A report in Guardian says the ISI is coming in from the cold. The report says, "Over the past year, the agency has invited a stream of western journalists into its swish, modern nerve centre in Islamabad. Over tea and PowerPoint briefings, spies give details of some of Pakistan's most sensitive issues – the Taliban insurgency, the hunt for al-Qaida, the troubled relationship with India."

The Guardian report quoted an ISI spokesperson as saying that the opening up is a deliberate poly to rehabilitate the image.  

"We started to open up a little," said an ISI official authorised to speak to the press.
"In the past, irrespective of whether we did something, we were getting blamed for it. Now we want to reach out and get our point of view across."

The report says influencing the local press has always been part of ISI operations, usually through bribes, blandishments or intimidation. But it rarely reached out to the foreign press, until now.

But interestingly, it is opening up to foreign media now – what was a strict no-no in the past.

"This is totally unprecedented," said Stephen Cohen, a Pakistan expert at the Brookings Institution policy research organisation in Washington.

"It seems to be part of a new openness in the military. They're worried about caricatures of Pakistan, especially in the foreign press, such as people saying the country is going to break up in three months."

The report says the briefings, which take place about once a week, belie the agency's gritty image. Reporters are shepherded into a wood-panelled conference room with soft armchairs, a long table and a wall-mounted screen.

Officials in business suits, who could pass for middle management in any company, introduce themselves without full name or job title.

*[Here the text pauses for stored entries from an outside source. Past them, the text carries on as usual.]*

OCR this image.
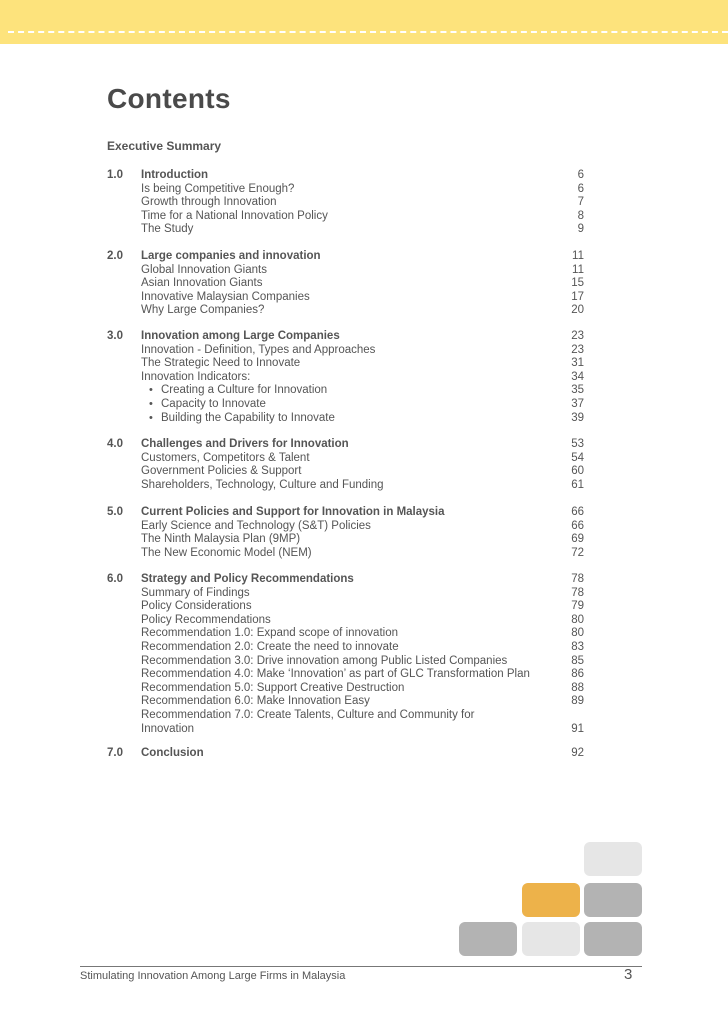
Contents
Executive Summary
1.0 Introduction	6
Is being Competitive Enough?	6
Growth through Innovation	7
Time for a National Innovation Policy	8
The Study	9
2.0 Large companies and innovation	11
Global Innovation Giants	11
Asian Innovation Giants	15
Innovative Malaysian Companies	17
Why Large Companies?	20
3.0 Innovation among Large Companies	23
Innovation - Definition, Types and Approaches	23
The Strategic Need to Innovate	31
Innovation Indicators:	34
• Creating a Culture for Innovation	35
• Capacity to Innovate	37
• Building the Capability to Innovate	39
4.0 Challenges and Drivers for Innovation	53
Customers, Competitors & Talent	54
Government Policies & Support	60
Shareholders, Technology, Culture and Funding	61
5.0 Current Policies and Support for Innovation in Malaysia	66
Early Science and Technology (S&T) Policies	66
The Ninth Malaysia Plan (9MP)	69
The New Economic Model (NEM)	72
6.0 Strategy and Policy Recommendations	78
Summary of Findings	78
Policy Considerations	79
Policy Recommendations	80
Recommendation 1.0: Expand scope of innovation	80
Recommendation 2.0: Create the need to innovate	83
Recommendation 3.0: Drive innovation among Public Listed Companies	85
Recommendation 4.0: Make ‘Innovation’ as part of GLC Transformation Plan	86
Recommendation 5.0: Support Creative Destruction	88
Recommendation 6.0: Make Innovation Easy	89
Recommendation 7.0: Create Talents, Culture and Community for
Innovation	91
7.0 Conclusion	92
Stimulating Innovation Among Large Firms in Malaysia	3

The report says the bolder media policy is part of a wider global trend. The CIA and MI6 have always maintained relationships with selected journalists, an engagement whose importance has increased amid the furore over torture and abduction allegations.

The report says, "Still, the old cliches about the spy collective being a "state within a state" or a "rogue agency" are out of date. These days it is said to be firmly in the grip of the army chief, General Ashfaq Kayani, who previously ran the agency for three years."